WASHINGTON – The daughter of murdered Honduran environmental activist and indigenous leader Berta Caceres was in Washington on Wednesday to appeal to U.S. lawmakers to back demands for an independent international probe of the killing and to end security assistance to the “corrupt” government in Tegucigalpa.
Laura Zuñiga Caceres spoke at a briefing on Capitol Hill arranged by Rep. Hank Johnson (D-Ga.).
“The U.S. government has a great deal of power to pressure the Honduran government,” Zuñiga told activists and congressional aides, advocating an immediate end to Washington’s financial support for the “military and security apparatus” in Honduras.

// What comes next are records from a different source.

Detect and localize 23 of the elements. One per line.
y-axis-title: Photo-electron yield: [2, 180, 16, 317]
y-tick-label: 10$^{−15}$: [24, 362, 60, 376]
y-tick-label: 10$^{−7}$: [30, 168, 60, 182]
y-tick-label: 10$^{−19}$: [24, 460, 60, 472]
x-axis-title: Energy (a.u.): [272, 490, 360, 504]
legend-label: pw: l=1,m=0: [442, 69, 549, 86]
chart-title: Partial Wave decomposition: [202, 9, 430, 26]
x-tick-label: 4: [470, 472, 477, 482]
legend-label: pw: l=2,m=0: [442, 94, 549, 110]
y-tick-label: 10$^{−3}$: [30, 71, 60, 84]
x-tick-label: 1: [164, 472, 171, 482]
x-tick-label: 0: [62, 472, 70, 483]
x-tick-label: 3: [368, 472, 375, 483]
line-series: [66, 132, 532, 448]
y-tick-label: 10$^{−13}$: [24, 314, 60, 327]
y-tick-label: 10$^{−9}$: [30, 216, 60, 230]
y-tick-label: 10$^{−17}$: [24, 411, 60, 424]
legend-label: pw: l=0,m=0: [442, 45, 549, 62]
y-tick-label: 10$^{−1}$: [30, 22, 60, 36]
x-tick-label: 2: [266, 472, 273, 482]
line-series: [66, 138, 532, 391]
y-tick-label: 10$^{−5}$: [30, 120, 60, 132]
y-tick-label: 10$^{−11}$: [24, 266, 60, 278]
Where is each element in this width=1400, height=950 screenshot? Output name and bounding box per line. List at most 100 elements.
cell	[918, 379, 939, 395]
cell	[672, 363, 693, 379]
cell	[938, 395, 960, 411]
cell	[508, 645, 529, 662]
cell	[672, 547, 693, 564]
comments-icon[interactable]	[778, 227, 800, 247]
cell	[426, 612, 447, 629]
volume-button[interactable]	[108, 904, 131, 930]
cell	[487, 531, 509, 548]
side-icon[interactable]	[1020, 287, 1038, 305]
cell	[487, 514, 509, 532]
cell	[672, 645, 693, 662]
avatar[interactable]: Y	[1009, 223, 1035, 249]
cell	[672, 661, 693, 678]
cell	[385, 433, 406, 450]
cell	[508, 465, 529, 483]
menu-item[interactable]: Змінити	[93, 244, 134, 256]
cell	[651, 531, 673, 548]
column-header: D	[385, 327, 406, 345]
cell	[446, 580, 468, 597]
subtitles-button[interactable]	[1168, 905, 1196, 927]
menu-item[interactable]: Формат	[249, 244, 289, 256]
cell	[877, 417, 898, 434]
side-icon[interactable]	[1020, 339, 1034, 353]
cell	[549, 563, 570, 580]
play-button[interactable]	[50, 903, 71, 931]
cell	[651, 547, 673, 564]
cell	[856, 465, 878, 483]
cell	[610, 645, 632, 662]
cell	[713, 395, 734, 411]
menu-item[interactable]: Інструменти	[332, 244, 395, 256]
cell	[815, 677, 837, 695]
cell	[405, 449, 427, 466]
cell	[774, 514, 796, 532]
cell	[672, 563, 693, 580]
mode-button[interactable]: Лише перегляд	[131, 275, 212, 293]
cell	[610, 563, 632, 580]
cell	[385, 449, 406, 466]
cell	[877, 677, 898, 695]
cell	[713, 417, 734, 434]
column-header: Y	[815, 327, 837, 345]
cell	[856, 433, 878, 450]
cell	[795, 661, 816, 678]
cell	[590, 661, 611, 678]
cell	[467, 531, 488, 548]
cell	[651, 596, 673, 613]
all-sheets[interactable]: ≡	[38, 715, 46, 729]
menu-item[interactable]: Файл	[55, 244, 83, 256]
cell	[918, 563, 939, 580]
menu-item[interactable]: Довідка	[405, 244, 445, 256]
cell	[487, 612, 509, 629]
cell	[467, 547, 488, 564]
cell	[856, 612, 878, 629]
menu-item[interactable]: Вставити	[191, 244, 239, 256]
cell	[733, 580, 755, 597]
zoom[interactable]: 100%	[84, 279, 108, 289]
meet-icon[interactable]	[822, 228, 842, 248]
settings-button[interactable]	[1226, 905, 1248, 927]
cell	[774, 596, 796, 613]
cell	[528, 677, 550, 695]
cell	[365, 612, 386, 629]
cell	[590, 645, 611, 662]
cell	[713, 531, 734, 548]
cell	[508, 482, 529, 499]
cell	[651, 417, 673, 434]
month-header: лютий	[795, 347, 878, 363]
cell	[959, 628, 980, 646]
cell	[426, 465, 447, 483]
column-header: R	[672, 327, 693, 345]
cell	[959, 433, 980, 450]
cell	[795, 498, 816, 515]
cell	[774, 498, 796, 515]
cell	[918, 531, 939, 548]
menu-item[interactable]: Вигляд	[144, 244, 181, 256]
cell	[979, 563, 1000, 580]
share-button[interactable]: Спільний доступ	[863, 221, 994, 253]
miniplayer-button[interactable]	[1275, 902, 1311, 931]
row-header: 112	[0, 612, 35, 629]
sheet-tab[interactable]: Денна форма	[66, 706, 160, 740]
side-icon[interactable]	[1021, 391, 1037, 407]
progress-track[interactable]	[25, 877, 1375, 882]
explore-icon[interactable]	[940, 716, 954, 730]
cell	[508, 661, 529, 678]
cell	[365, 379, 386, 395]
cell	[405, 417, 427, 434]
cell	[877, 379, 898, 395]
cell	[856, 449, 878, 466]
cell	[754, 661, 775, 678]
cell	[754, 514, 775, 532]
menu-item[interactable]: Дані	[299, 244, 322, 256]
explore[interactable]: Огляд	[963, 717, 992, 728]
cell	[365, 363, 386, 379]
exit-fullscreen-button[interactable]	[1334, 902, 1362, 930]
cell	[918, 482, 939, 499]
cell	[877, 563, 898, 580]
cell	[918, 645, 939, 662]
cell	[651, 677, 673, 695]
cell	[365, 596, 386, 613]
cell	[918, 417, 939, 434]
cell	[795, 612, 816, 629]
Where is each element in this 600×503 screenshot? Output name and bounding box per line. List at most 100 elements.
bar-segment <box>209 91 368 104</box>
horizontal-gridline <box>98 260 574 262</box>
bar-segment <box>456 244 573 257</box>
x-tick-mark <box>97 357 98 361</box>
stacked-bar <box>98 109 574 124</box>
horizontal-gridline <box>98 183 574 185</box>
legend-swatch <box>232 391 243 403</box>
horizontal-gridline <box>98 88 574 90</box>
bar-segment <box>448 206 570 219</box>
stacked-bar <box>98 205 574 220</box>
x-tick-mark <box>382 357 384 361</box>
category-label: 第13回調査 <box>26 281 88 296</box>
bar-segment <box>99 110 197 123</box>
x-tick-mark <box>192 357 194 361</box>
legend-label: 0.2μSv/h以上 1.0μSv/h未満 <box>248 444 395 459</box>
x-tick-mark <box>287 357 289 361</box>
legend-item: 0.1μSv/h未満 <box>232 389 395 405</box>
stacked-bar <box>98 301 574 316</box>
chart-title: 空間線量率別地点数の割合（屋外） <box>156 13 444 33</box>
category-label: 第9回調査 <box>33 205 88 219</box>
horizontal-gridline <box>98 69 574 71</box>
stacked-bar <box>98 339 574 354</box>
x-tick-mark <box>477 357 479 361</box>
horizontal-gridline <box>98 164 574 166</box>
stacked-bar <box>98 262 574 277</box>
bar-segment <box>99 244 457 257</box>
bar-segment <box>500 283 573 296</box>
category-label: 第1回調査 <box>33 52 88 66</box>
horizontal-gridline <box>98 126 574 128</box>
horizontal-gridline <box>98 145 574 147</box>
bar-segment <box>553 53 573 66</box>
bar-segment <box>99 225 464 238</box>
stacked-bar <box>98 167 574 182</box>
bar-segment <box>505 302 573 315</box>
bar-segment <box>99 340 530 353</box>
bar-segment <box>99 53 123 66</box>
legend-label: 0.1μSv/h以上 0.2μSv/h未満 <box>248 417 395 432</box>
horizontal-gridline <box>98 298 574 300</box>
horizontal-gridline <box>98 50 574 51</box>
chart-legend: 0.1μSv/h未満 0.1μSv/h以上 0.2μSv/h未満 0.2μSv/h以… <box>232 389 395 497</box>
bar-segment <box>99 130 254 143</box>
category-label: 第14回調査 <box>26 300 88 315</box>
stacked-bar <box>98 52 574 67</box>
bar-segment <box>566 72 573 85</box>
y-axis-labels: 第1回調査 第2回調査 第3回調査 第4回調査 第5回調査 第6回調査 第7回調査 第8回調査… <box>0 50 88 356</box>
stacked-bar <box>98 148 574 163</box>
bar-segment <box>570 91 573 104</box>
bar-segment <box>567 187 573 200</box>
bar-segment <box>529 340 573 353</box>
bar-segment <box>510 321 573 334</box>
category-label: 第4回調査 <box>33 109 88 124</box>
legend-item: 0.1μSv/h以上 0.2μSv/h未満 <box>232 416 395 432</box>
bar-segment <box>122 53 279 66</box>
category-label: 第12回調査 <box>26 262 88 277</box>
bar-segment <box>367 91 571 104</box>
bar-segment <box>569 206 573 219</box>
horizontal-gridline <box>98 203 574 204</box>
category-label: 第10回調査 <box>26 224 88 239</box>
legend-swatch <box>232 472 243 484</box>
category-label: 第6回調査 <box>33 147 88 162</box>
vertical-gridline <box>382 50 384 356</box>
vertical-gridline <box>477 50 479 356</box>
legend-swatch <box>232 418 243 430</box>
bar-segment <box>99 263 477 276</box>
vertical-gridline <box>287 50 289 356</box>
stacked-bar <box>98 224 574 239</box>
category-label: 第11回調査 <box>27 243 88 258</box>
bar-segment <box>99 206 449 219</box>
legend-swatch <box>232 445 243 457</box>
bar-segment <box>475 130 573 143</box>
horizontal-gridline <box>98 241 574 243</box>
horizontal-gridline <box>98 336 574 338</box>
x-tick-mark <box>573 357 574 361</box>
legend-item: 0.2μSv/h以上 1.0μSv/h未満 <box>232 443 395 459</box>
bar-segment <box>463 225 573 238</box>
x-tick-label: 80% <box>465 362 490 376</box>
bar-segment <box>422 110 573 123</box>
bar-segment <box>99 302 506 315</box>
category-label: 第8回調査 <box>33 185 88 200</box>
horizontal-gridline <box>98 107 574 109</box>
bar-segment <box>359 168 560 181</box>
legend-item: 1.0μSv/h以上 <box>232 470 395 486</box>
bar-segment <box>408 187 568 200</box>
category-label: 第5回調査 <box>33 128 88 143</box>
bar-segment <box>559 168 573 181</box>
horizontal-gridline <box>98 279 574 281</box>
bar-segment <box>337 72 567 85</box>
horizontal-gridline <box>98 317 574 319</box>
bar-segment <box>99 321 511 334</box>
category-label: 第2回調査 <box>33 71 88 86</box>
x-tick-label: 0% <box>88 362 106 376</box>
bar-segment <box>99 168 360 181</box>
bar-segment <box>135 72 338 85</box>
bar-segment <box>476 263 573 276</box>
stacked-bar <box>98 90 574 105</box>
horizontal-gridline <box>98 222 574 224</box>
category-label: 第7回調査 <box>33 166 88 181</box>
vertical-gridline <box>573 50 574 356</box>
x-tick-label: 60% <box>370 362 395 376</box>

The funds Honduras receives from foreign governments “are absorbed in corruption, in repression and in the sale of the country without listening to the population,” she said.
“It’s a lack of respect for United States people that the U.S. gives money to the police in Honduras, which is marked by violating human rights,” the 23-year-old Zuñiga said.
“There’s little will among authorities in Honduras to investigate the murder of my mother,” Zuñiga said.
Berta Caceres, 44, was fatally shot in the wee hours of March 3 at her residence in the western city of La Esperanza.
As a founder and coordinator of the indigenous organization Copinh, Caceres led demonstrations against hydroelectric projects that she said threatened the environment.
Caceres, a Lenca Indian and mother of four, was awarded the 2015 Goldman Environmental Prize in recognition of her grassroots efforts to protect natural resources in western Honduras.
She also led protests against the June 28, 2009, coup that ousted then-President Manuel Zelaya.
Authorities never investigated any of the more than 30 death threats Berta Caceres received before her murder, Zuñiga said Wednesday.
Another of Berta’s children, Olivia Zuñiga Caceres, has blamed the killing on DESA-SINOHYDRO, the company that aims to develop the Agua Zarca hydroelectric project in Rio Blanco, a community in the western province of Intibuca.